The officer drops the gun into an evidence bag, which he places on a dresser where another officer begins taking an inventory of prescription bottles.
“Accuretic, Diurese and Enduron,” he reads labels. “Got no idea.”
“An ace inhibitor and diuretics. For hypertension,” Scarpetta says.
“Verapamil, an old one. Dates back to July.”
“Hypertension, angina, arrhythmia.”
“Apresoline and Loniten. Try to pronounce this stuff. Over a year old.”
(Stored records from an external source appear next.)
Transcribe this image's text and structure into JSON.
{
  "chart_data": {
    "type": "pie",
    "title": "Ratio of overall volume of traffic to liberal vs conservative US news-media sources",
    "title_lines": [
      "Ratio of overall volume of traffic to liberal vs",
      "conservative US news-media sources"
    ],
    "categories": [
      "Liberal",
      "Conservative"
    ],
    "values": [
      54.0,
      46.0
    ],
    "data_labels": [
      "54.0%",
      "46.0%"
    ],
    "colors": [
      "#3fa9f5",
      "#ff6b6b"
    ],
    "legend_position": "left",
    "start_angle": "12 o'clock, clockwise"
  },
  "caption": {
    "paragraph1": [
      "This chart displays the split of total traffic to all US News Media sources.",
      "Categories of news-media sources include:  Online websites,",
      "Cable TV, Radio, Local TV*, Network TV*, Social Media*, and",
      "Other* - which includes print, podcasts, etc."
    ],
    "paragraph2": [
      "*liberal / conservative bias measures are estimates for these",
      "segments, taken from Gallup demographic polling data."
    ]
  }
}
“Vasodilators. Again, for hypertension.”
“So maybe she died of a stroke. Vicodin. I know what that is. And Ultram. These are more recent prescriptions.”
“Pain medications. Possibly for arthritis.”
“And Zithromax. That’s an antibiotic, right? Date on it’s December.”
“Nothing else?” Scarpetta asks.
“No, ma’am.”
“Who told the Medical Examiner’s Office she has a history of depression?” she asks, looking at Marino.
No one answers at first.
Then Marino says, “I sure as hell didn’t.”
“Who called the Medical Examiner’s Office?” she asks.
The two officers and Marino look at each other.
“Shit,” Marino says.
“Hold on,” Scarpetta says, and she calls the Medical Examiner’s Office and gets the administrator on the phone. “Who notified you about the shotgun death?”
“Hollywood police.”
“But which officer?”
“Detective Wagner.”
“Detective Wagner?” Scarpetta puzzles. “What time’s on the call sheet?”
“Uh, let me see. Two eleven.”
Scarpetta looks at Marino again and asks him, “Do you know exactly what time you called me?”
He checks his cell phone and replies, “Two twenty-one.”
She glances at her watch. It is almost three thirty. She won’t be on her six-thirty flight.
“Is everything all right?” the administrator asks her over the phone.
“Anything come up on caller ID when you got that call, the one supposedly from Detective Wagner?”
“Supposedly?”
“And it was a woman who called.”
“Yes.”
“Anything unusual about the way she sounded?”
“Not at all,” he says, pausing. “She sounded credible.”
“What about an accent?”
“What’s going on, Kay?”
“Nothing good,” she says.
“Let me scroll through. Okay, two eleven. Came in as unavailable.”
“Of course it did,” Scarpetta says. “See you in about an hour.”
She leans closer to the bed and looks carefully at the hands, turning them gently. She is always gentle, doesn’t matter that her patients can’t feel anything anymore. She notices no abrasions, cuts or bruises that might suggest binding or defense injuries. She checks again with a lens and finds fibers and dirt adhering to the palms of both hands.
“She might have been on the floor at some point,” she says as Reba walks into the room, pale and wet from the rain and obviously shaken.
“The streets are like a maze back here,” Reba says.
“Hey,” Marino says to her, “what time did you call the ME?”
“About what?”
“About the price of eggs in China.”
“What?” she says, staring at the gore on the bed.
“About this case,” Marino says gruffly. “What the hell do you think I meant? And why don’t you get a damn GPS.”
“I didn’t call the ME. Why would I when she was standing right next to me?” she replies, looking at Scarpetta.